In the present work we address the problem of Monte Carlo approximation of posterior probability distributions and associated integrals in the Bayesian framework. In particular, we investigate a technique known as population Monte Carlo (PMC), which is based on an iterative importance sampling (IS) approach. The PMC method displays important advantages over the widely used family of Markov chain Monte Carlo (MCMC) algorithms. Opposite to MCMC methods, the PMC algorithm yields independent samples, allows for a simpler parallel implementation and does not require a convergence period. However, both IS and PMC suffer from the well known problem of degeneracy of the importance weights (IWs), which is closely related to the curse of dimensionality, and limits their applicability in large-scale practical problems.

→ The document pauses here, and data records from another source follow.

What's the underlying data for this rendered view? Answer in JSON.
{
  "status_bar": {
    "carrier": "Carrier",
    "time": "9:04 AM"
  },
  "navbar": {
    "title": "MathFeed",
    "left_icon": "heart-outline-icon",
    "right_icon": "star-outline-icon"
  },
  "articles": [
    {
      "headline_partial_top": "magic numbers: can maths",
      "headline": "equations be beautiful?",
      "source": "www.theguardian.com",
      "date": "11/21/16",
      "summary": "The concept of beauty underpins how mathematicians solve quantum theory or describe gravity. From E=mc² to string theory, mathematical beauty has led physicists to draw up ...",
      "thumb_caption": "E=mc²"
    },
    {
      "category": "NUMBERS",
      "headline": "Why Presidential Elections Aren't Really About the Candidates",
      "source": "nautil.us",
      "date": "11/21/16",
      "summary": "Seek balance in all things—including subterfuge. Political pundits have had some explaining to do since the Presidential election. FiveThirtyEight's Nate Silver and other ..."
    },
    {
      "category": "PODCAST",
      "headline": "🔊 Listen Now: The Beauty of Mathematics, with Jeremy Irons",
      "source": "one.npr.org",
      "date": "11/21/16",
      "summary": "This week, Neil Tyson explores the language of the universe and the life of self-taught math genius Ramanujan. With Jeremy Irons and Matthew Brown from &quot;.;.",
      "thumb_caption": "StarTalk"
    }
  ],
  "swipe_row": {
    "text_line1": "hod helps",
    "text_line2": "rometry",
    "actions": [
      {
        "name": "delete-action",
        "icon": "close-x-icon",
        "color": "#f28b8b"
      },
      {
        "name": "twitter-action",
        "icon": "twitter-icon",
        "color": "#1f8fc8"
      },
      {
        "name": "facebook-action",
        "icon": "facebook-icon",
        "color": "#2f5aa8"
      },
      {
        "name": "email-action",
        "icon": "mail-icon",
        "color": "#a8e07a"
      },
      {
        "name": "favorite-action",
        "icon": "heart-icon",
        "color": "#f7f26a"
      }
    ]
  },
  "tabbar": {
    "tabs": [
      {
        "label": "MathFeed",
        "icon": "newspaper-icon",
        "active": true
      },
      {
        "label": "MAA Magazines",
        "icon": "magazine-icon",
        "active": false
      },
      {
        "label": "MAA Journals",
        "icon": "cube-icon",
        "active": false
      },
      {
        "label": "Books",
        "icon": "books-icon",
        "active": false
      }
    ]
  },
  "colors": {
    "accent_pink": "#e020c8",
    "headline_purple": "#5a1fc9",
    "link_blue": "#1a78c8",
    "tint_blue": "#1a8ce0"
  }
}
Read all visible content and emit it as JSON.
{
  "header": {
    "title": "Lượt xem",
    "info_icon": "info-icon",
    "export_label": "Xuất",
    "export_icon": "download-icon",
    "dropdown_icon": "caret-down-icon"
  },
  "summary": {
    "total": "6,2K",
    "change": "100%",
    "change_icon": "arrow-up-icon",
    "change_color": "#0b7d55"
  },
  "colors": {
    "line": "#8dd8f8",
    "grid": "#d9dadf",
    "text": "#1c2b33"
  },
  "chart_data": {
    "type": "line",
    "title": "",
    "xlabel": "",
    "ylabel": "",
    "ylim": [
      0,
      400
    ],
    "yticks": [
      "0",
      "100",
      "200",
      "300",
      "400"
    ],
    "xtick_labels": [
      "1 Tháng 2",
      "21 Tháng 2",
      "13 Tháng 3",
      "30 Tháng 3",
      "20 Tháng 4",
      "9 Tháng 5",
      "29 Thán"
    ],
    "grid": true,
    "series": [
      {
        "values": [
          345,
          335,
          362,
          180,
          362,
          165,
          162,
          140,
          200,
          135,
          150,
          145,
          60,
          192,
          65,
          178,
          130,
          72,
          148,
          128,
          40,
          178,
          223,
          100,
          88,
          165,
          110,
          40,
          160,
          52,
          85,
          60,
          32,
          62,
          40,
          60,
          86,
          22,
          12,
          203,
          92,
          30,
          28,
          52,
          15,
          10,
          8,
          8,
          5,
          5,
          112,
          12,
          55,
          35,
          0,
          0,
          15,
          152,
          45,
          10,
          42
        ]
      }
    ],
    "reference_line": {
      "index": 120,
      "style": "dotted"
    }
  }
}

In this thesis we present a novel family of PMC algorithms which specifically addresses the degeneracy problem arising in high dimensional problems. In particular, we propose to perform nonlinear transformations to the IWs in order to smooth their variations and increase the efficiency of the underlying IS procedure, specially when drawing from proposal functions which are poorly adapted to the true posterior. This technique, termed nonlinear PMC (NPMC), avoids the need for a careful selection of the proposal distribution and can be applied in fairly general settings. We propose a basic NPMC algorithm with a multivariate Gaussian proposal distribution, which is better suited for unimodal target distributions. For general multimodal target distributions, we propose a nonlinear extension of the mixture PMC (MPMC) algorithm, termed adaptive nonlinear MPMC (NMPMC) method, which constructs the importance functions as mixtures of kernels. Additionally, the new technique incorporates an adaptation step for the number of mixture components, which provides valuable information about the target distribution.

We also introduce a particle NPMC (PNPMC) algorithm for offline Bayesian inference in state-space models, which allows to approximate the posterior distribution of both the model parameters and the hidden states given a set of observed data. A major difficulty associated to this problem is that the likelihood function becomes intractable in general nonlinear, non-Gaussian state-space models. To overcome this drawback, the new technique resorts to a particle filter (PF) approximation of the likelihood, in a manner equivalent to the widely used particle MCMC (PMCMC) algorithm.